Republicans say Democrats will raise taxes if re-elected

GOP pushes budget debate into forecast for next year

May 16, 2010|By Larry Carson, The Baltimore Sun

As the Howard County Council moves closer to approving a tight Ulman administration budget for fiscal 2011, Republicans are raising the specter of a Democrat-led tax increase if that party retains its political power in November's election. The GOP wants a charter change to make it harder to raise taxes.

But Democrats, who hold the executive's post as well as four of the five County Council seats, say they've managed to ride through the recession without raising general tax rates.

"That's what we've done, and that's what we'll continue to do," said County Executive Ken Ulman.

Ulman's budget for fiscal year 2011, which begins July 1, is likely to be approved virtually intact without any changes in tax rates and with a second straight year of unpaid employee furloughs, no cost-of-living pay raises and no payment on the growing cost of future retiree health benefits.

"How many more rabbits [in a hat] do we have?" Republican Councilman Greg Fox asked budget director Raymond S. Wacks during a budget work session Tuesday. Wacks and Ulman managed to cover a nearly $20 million revenue shortfall this fiscal year ending June 30 without proposing a tax increase for 2011 or raiding the county's rainy-day fund.

Fox contends that Ulman, by spending money for environmental items such as $3 million worth of recycling bins, more expensive hybrid vehicles and green buildings, and by spending $1 million on the Healthy Howard program, has increased county government and spending, despite some cost-saving moves. Ulman has also expanded the police force by 54 officers.

"By the actions taken from Year 1, he let the [spending] genie out of the bottle," Fox said.

In council budget discussions Tuesday and Wednesday, Fox pointed out that despite hopes for economic growth from federal defense expansions, revenue prospects for the year after the election aren't bright and debts might rise.

To force spending cuts, Fox and other Republicans want to change the county charter to require a super-majority of four of the five council members to raise any tax. Chances of the County Council approving a charter referendum issue are slim, he said, so Republicans are planning a petition drive, which requires 10,000 valid petition signatures by Aug. 9 to get the initiative on the November ballot. Even if they fail, Republicans could benefit politically in a year of public discontent with incumbents. Their goals are simple: smaller county government and a voting majority on the five-member council that controls public spending.

A similar petition drive failed in 2004, but Republicans feel things have changed.

Fox pointed out that the General Assembly might saddle local governments next year with a portion of growing teacher pension costs, and Ulman plans to resume annual payments for future retiree health benefits.
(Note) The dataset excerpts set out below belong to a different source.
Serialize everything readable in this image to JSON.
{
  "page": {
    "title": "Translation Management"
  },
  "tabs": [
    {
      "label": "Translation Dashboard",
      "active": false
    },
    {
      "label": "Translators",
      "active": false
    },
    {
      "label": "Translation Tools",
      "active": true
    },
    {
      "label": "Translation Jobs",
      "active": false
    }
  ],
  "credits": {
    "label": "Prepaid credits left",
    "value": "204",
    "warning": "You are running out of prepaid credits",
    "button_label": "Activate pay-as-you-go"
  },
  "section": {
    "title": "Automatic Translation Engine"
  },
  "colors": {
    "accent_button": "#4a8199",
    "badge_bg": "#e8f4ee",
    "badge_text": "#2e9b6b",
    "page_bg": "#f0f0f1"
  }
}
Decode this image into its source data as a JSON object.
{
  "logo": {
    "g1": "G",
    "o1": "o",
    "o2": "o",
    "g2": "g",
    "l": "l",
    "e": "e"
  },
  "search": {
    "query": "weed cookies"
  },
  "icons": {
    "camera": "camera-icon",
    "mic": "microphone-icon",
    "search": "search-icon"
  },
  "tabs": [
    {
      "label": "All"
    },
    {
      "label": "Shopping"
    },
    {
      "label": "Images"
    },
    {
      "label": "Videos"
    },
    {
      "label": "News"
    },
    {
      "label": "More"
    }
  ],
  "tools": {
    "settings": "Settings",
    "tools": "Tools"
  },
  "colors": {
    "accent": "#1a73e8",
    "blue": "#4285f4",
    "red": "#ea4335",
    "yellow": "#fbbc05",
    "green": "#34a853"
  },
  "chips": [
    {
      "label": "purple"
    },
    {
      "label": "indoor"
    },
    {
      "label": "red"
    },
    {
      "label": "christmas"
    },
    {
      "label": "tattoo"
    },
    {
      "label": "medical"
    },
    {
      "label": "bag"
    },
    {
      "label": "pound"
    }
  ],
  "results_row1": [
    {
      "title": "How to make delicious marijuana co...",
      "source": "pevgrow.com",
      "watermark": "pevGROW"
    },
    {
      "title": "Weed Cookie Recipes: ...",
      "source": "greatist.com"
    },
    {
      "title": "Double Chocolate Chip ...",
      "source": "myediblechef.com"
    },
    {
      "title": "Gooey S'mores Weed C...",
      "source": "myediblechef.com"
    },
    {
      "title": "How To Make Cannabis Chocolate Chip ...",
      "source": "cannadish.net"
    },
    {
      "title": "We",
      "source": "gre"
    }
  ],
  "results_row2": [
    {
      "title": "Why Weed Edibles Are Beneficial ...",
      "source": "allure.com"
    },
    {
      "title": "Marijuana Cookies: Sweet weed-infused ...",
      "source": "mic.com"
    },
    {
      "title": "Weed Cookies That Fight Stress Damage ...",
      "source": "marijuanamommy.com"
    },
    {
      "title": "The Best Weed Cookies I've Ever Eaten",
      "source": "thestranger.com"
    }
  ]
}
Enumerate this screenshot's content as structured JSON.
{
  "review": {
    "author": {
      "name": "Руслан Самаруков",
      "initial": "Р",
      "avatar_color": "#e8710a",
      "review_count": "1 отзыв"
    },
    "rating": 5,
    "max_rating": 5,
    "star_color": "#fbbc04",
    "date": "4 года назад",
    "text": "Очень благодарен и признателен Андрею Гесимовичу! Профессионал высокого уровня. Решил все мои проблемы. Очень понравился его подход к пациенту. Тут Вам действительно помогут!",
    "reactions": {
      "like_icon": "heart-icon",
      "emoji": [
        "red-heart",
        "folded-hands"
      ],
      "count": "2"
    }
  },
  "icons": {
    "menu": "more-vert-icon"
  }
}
Add that to a projected $17 million revenue shortfall forecast and pressure to raise wages, and Republicans say that if Democrats win re-election, a tax increase won't be far behind.

At Tuesday night's annual Lincoln Day dinner, Maryland Senate minority leader Sen. Allan H. Kittleman pointed out that the year after the 2002 election, then-county executive and Democrat James N. Robey pushed through a major income tax rate increase. Following Democratic Gov. Martin O'Malley's election, he pushed a sales tax increase through the general assembly.

"This is not a Republican movement. This is for everybody," Kittleman said at the dinner.

Democrats say such speculation doesn't match their record in office over four years.

"We are not going to have a need for a tax increase next year," council Chairwoman Courtney Watson said flatly at the end of Wednesday's council budget work session. The Ellicott City Democrat is a target of former Howard delegate and state transportation secretary Robert L. Flanagan, who is running for that seat. He and Dennis R. Schrader, a former Republican council member who also served as homeland security director while Republican Robert L. Ehrlich Jr. was governor, have joined with Fox and Kittleman to push for the charter change. Schrader is trying to win the seat now held by Democrat Jen Terrasa, who represents the southeastern county.

Watson pointed out that a $4 million portion of the predicted shortfall for 2012 assumes all vacant jobs now frozen would be filled, which Wacks said won't happen. Watson called the 2012 projected shortfall a "worse-case scenario." The county has laid off very few people so far, but could go that route rather than increase taxes, she said.

Democrats say they've managed through the worst economic downturn since the Depression without raising tax rates.

"We've all run and we're in office, and we didn't raise taxes," East Columbia's Calvin Ball said. "We've demonstrated we can be fiscally responsible."

"Who's talking about an increase in taxes other than Republicans?" said Terrasa.